Менжинский виновато улыбался за свою беспомощность, ерошил густые волосы и внимательно смотрел на Горького сквозь стекла пенсне, которое теперь носил постоянно.
Разговор от коммун, от перевоспитания малолетних нарушителей перешел к проблеме воспитания, повышения культуры, образования всего народа. Затем говорили о восстановлении народного хозяйства, о последнем решении ЦК о школе, осуждали педологов и метод обучения по так называемому дальтон-плану, который принес столько вреда советской школе.
Горький остался обедать у Менжинских. За обедом говорил о современной литературе, хвалил молодую писательницу Нину Смирнову.
— Таких, как эта сибирячка, надо поддерживать, и тогда из нее выйдет большой писатель.
После обеда пили чай. Вячеслав Рудольфович пил его остывшим, без сахара, с клубничным вареньем.
За чаем опять говорили о детских коммунах. Горький тогда ими очень интересовался. Договорились, что в ближайшее время посетят вместе одну из коммун, и Горький воочию увидит то, чем так восхищается.
Вскоре после этой встречи Горький и Менжинский посетили детскую трудовую колонию в Люберцах, организованную в 1927 году. Горький остался очень доволен и написал большую статью «О трудколониях ОГПУ», которая была опубликована 14 июля 1931 года в «Правде».
«26 июня, — писал Горький, — коммуна праздновала открытие новой фабрики обуви с продукцией 4000 пар в сутки. На празднике 25 человек получили в награду за образцовую работу золотые и серебряные часы. 35 членам коммуны было объяснено, что с них снята судимость, т. е. возвращены им гражданские права, а 74 получили профсоюзные билеты… В эти минуты руки многих бывших преступников взволнованно дрожали, бледнели суровые лица, гордо сверкали глаза… Я сидел в президиуме и видел, что среди 1500 человек многие тоже были взволнованы до слез, до хороших слез радости за человека».
Впоследствии, отмечая исключительно важную работу трудовых колоний и коммун ОГПУ по перевоспитанию бывших беспризорников и правонарушителей, Горький писал, что за 15 лет «воспитаны тысячи высококвалифицированных рабочих, и, вероятно, не одна сотня агрономов, врачей, инженеров, техников. В буржуазных государствах факты такого рода, — подчеркивал Горький, — невозможны».

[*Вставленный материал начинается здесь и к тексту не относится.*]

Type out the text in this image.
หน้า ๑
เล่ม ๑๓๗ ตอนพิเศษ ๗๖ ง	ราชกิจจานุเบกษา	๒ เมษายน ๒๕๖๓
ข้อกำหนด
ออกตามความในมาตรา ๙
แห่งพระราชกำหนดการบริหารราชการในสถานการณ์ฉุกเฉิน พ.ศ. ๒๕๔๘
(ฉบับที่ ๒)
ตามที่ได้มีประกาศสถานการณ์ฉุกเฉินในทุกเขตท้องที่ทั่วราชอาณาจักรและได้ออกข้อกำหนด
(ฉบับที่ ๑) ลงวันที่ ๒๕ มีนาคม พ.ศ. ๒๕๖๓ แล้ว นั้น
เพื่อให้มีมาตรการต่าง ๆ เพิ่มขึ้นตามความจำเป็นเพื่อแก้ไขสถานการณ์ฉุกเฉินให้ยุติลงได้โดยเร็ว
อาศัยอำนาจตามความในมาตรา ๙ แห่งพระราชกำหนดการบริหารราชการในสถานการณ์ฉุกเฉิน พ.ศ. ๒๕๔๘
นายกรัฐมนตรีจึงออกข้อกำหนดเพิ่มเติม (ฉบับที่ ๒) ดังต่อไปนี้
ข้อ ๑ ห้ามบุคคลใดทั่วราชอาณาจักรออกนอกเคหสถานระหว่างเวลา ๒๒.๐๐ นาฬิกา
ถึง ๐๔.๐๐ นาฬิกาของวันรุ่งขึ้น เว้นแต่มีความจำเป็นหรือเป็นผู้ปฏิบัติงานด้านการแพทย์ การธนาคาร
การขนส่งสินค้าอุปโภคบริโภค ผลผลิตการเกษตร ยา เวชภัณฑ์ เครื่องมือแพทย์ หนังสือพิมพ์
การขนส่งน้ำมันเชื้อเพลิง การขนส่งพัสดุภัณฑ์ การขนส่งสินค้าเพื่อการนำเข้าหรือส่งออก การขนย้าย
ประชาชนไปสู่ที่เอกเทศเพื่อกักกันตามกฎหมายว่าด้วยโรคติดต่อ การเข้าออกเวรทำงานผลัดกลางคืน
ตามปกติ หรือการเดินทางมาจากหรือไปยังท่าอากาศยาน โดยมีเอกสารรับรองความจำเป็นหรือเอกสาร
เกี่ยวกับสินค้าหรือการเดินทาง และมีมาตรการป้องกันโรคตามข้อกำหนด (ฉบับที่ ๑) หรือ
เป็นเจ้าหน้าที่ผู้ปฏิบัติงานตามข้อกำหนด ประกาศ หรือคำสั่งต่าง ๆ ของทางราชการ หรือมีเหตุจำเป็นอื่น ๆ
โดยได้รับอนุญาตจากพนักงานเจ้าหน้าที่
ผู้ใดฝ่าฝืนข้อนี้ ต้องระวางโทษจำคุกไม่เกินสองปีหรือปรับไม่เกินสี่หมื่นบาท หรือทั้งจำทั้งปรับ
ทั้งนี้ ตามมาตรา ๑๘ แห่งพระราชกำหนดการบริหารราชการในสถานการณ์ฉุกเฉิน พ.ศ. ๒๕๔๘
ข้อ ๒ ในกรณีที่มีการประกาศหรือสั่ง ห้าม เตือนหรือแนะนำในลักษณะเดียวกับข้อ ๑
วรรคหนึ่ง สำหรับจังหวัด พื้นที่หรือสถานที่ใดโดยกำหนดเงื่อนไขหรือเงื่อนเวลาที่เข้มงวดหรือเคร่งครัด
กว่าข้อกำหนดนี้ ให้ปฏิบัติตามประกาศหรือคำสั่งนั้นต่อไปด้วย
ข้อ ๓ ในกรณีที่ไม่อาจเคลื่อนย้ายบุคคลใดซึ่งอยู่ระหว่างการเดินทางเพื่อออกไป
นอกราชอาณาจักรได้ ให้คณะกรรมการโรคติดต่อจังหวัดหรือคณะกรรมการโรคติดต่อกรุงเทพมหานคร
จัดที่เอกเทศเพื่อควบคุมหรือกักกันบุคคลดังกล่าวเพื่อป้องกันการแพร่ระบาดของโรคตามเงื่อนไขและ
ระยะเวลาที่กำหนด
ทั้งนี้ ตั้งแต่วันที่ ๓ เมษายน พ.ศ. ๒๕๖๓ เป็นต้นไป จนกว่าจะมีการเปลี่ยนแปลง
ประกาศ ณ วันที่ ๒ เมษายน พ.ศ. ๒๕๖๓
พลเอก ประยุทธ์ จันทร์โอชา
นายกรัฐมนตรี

Менжинский, человек в высшей степени образованный, человек большой внешней и внутренней культуры, любил и умел ценить культуру прошлого. Он решительно выступал против пролеткультовских извращений политики ленинской партии в строительстве социалистической культуры. Тот, кто замахивается на культуру прошлого, тот замахивается и на ее высшее достижение — марксизм-ленинизм.
Его отношение к культуре, к науке показывает письмо к M. Н. Покровскому. 25 октября 1928 года, в день 60-летия этого выдающегося советского ученого, Менжинский писал Покровскому:
«Чекистская деятельность не располагает к душевным излияниям и поглощает человека целиком — иначе и работать было бы нельзя. Но сегодня я не могу не сказать Вам, как глубоко я люблю Вас и благодарен Вам. Ваши статьи и книги одно из самых сильных научных и художественных наслаждений, которые я переживал. Я не могу удержаться и не сказать Вам, что на меня всегда действовало неотразимо Ваше остроумное мужество и в науке, и в революционной деятельности, и в жизни».
Эта оценка Менжинским творчества Покровского не расходится с ленинской оценкой.
Любовь и интерес к истории, к истории культуры Менжинский сохранил с детства до конца своей жизни, так же как сохранил интерес и к педагогике. По свидетельству Веры Рудольфовны «его всегда тянуло» к педагогике. «Он продолжал интересоваться ею и тогда, когда был в ВЧК и ОГПУ».
Кристальная чистота Менжинского, как и его скромность, проявлялась во всем.
Работал он в весьма скромном кабинете, жил с семьей до 7 ноября 1933 года в небольшой малоуютной квартире, переоборудованной из бывшей аптеки в Кавалерском корпусе Кремля. И съехал-то он с этой квартиры только лишь потому, что, будучи тяжело больным, не мог подниматься на второй этаж. Летом, а последние два года и зимой Менжинский жил на даче «Шестые Горки». Однажды, желая помочь больному Менжинскому в обработке огорода, комендант прислал на дачу рабочих.